Implantologische Sprechstunde

Implantat

Als Implantat bezeichnet man in der Zahnheilkunde eine künstliche Zahnwurzel. Ein Implantat wird operativ in einen zahnlosen Kieferbereich eingepflanzt. In der modernen Zahnmedizin werden sie zunehmend als mittel der Wahl bei der Behandlung von Zahnverlust bei Zahnlosigkeit angewandt. Das Implantat besteht im Wesentlichen aus drei Teilen:

Der Implantatkörper: Er ist der natürlichen Zahnwurzel nachempfunden und wird direkt im Knochen verankert. Dieser operative Eingriff wird von den meisten Patienten als wenig schmerzhaft empfunden. Dies liegt am schonenden Vorgehen bei einer Implantation, um den für die Einheilung so wichtigen Knochen zu schützen und an den modernen Instrumentarien zum Setzen der Implantate.

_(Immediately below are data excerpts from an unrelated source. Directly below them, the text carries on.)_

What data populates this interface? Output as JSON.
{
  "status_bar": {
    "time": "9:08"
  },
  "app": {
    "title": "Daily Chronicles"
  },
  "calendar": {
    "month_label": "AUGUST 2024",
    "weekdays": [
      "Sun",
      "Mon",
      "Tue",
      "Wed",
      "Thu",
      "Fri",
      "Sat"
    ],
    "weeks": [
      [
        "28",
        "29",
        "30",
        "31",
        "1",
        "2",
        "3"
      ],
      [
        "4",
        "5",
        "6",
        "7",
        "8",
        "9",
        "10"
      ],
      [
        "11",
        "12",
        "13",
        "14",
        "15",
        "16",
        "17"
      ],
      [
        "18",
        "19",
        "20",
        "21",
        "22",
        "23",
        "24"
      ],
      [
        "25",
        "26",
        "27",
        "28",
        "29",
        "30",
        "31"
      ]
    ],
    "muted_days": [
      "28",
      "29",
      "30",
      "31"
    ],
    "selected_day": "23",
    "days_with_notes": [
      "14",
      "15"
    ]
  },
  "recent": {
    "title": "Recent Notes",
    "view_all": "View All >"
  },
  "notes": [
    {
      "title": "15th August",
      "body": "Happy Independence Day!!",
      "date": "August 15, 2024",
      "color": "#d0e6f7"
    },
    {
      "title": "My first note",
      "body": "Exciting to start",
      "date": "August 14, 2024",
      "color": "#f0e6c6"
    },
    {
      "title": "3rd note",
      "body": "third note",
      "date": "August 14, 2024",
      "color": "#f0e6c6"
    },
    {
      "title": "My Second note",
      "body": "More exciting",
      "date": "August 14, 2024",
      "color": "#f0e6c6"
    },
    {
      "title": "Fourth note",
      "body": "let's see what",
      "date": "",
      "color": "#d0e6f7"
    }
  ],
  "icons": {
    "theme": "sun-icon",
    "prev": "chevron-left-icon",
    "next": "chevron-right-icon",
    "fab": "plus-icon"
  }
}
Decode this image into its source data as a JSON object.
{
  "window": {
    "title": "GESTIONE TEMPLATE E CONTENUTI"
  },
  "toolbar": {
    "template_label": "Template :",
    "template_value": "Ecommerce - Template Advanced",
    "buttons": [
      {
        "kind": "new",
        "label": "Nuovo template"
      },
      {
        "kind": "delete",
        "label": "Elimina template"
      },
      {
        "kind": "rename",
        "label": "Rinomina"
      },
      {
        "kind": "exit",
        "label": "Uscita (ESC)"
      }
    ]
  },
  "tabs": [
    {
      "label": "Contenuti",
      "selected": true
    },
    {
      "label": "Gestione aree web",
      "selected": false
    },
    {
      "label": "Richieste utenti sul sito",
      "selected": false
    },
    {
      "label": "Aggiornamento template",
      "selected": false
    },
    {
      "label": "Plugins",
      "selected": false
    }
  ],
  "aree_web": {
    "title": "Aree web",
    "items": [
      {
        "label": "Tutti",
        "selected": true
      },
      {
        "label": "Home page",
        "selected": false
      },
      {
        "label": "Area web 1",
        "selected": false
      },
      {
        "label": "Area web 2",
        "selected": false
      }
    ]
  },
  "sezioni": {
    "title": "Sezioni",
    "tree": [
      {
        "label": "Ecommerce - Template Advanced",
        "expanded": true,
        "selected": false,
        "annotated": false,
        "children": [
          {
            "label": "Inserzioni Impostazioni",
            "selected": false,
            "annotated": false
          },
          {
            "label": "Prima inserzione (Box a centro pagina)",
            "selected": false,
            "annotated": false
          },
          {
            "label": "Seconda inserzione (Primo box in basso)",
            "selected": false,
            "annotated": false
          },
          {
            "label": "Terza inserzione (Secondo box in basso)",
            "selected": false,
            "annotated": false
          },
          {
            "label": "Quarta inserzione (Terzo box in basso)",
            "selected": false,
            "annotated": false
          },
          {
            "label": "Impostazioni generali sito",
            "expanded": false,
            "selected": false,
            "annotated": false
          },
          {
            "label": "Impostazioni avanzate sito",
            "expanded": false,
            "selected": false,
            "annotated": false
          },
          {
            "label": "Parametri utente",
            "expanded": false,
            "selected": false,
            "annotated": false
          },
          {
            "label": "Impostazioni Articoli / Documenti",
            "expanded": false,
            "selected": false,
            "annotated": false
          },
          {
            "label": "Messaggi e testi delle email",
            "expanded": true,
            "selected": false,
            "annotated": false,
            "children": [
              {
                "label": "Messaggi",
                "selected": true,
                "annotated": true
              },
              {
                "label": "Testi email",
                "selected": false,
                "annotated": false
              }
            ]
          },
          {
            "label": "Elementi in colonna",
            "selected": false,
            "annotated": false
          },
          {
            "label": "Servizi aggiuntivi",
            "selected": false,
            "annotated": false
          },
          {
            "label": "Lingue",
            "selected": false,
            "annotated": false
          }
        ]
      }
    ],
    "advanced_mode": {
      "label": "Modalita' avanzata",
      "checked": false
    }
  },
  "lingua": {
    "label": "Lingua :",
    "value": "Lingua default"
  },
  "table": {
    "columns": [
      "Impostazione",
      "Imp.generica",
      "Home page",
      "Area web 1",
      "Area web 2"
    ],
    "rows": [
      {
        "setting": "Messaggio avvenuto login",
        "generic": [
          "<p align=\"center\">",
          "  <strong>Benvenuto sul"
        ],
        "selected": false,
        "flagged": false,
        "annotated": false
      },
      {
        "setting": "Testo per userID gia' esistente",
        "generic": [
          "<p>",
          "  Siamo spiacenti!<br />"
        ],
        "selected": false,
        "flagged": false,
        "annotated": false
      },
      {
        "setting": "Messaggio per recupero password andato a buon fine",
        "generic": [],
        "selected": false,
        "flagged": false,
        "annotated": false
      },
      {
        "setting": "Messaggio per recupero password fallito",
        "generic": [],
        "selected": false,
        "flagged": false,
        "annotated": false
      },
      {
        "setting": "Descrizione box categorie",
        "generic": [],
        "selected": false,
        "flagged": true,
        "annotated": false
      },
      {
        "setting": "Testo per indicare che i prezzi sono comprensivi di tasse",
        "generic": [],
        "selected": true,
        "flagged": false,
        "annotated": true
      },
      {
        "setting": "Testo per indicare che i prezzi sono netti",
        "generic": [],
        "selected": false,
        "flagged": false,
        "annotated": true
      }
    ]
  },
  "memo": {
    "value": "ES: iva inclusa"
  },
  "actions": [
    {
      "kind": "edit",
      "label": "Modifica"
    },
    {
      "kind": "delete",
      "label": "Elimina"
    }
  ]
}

Der Implantataufbau: Dies ist das Verbindungselement zwischen dem Implantatkörper und dem Zahnersatz, der so genannten Suprakonstruktion.

Die Suprakonstruktion: Die Suprakonstruktion ist das was der Patient in seinem Mund sieht. Die Suprakonstruktion kann sowohl fest sitzend sein, z.B. Einzelkronen oder Brücken, oder bedingt herausnehmbar gestaltet werden, z.B. die Verankerungselemente von Totalprothesen.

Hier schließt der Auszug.